Occorre chiedersi quale sia la sorte delle clausole eventualmente stipulate in mancanza di autorizzazione precedentemente all’entrata in vigore della nuova disposizione[8].

Come noto, nel sistema vigente fino all’entrata in vigore del nuovo codice degli appalti, la disciplina transitoria di cui al comma 25 dell’art. 1 della L. 190/2012 prevedeva espressamente – per le clausole compromissorie stipulate precedentemente all’entrata in vigore della legge stessa – che potesse prescindersi dalla previa e motivata autorizzazione solo per gli arbitrati “conferiti o autorizzati” prima dell’entrata in vigore della precedente normativa (art. 241 D.Lgs. 163/2006, come modificato dall’art. 1, commi 19 e 25 della L. 190/2012).

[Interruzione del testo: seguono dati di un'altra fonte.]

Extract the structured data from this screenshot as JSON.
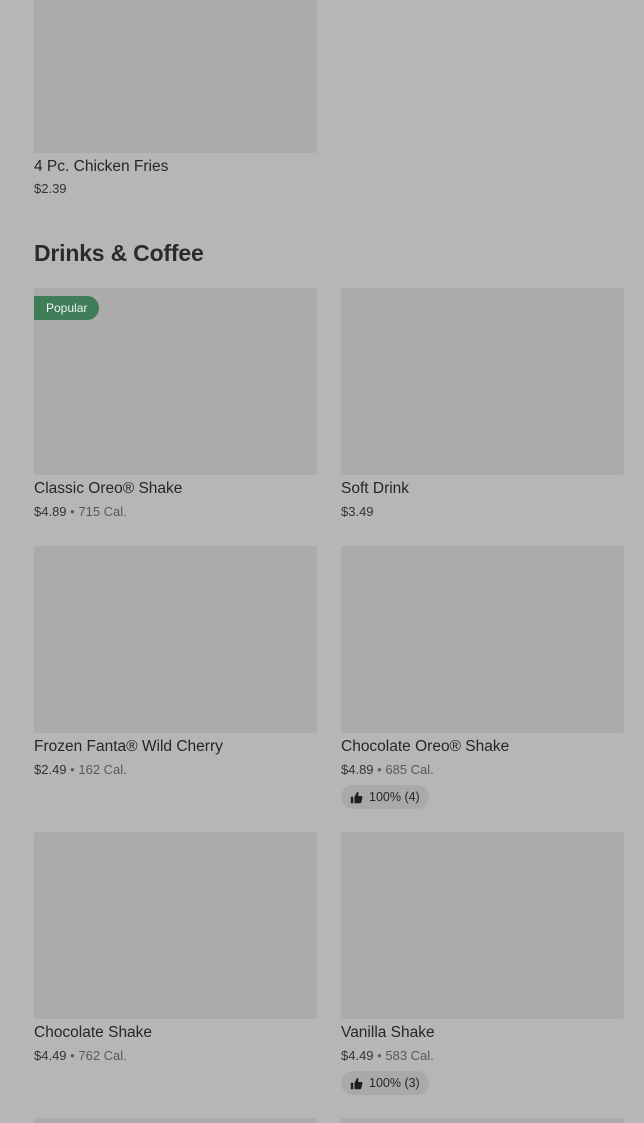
{
  "top_item": {
    "name": "4 Pc. Chicken Fries",
    "price": "$2.39"
  },
  "section": {
    "title": "Drinks & Coffee"
  },
  "items": [
    {
      "name": "Classic Oreo® Shake",
      "price": "$4.89",
      "sep": "•",
      "calories": "715 Cal.",
      "badge": "Popular"
    },
    {
      "name": "Soft Drink",
      "price": "$3.49"
    },
    {
      "name": "Frozen Fanta® Wild Cherry",
      "price": "$2.49",
      "sep": "•",
      "calories": "162 Cal."
    },
    {
      "name": "Chocolate Oreo® Shake",
      "price": "$4.89",
      "sep": "•",
      "calories": "685 Cal.",
      "rating": "100% (4)",
      "rating_icon": "thumbs-up-icon"
    },
    {
      "name": "Chocolate Shake",
      "price": "$4.49",
      "sep": "•",
      "calories": "762 Cal."
    },
    {
      "name": "Vanilla Shake",
      "price": "$4.49",
      "sep": "•",
      "calories": "583 Cal.",
      "rating": "100% (3)",
      "rating_icon": "thumbs-up-icon"
    }
  ]
}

Ora, al di là della difficoltà di comprendere esattamente cosa dovesse intendersi per “conferiti o autorizzati”, la giurisprudenza riteneva che la clausola compromissoria contenuta in un contratto di appalto stipulato in epoca anteriore all’entrata in vigore della l. n. 190 del 2012, “pur restando valida, è colpita da inefficacia sopravvenuta per mancanza della previa autorizzazione motivata dell’organo di governo della P.A., introdotta dall’art. 1, comma 19, della predetta legge, la quale tuttavia non esclude la possibilità del ricorso all’arbitrato, ove la predetta autorizzazione – comunque non desumibile da atti o comportamenti concludenti di organi o soggetti diversi, inidonei, in quanto tali, ad esprimere le ragioni della scelta di derogare alla giurisdizione ordinaria – intervenga successivamente”[9].

Non restava, quindi, per salvare dalla nullità clausole nate perfettamente valide ed efficaci, che ottenere da parte della stazione appaltante una (sia pur tardiva) motivata autorizzazione “salva-clausola” prima di attivare l’arbitrato (o magari anche subito dopo l’attivazione, fino alla rimessione in decisione).

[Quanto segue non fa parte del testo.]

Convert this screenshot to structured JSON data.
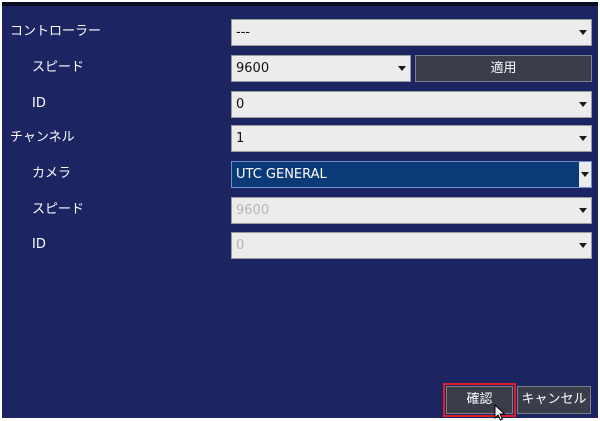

La disciplina transitoria che accompagna l’art. 209 del nuovo codice degli appalti – dettata al comma 22 dell’art. 216 (come integrato D.Lgs. 19 aprile 2017, n. 57) – ha una formulazione completamente diversa da quella di cui al comma 25 della L. 190/2012, prevedendo che “le procedure di arbitrato di cui all’articolo 209 si applicano anche alle controversie su diritti soggettivi, derivanti dall’esecuzione dei contratti pubblici di cui al medesimo articolo 209, comma 1, per i quali i bandi o avvisi siano stati pubblicati prima della data di entrata in vigore del presente codice”.

Ora, la nuova disposizione, diversamente dalla formulazione della previgente disciplina transitoria che accompagnò le modifiche apportate dalla L. 190/2012, non sembra legittimare l’applicazione tout court delle nuove disposizioni anche alle clausole compromissorie stipulate in precedenza.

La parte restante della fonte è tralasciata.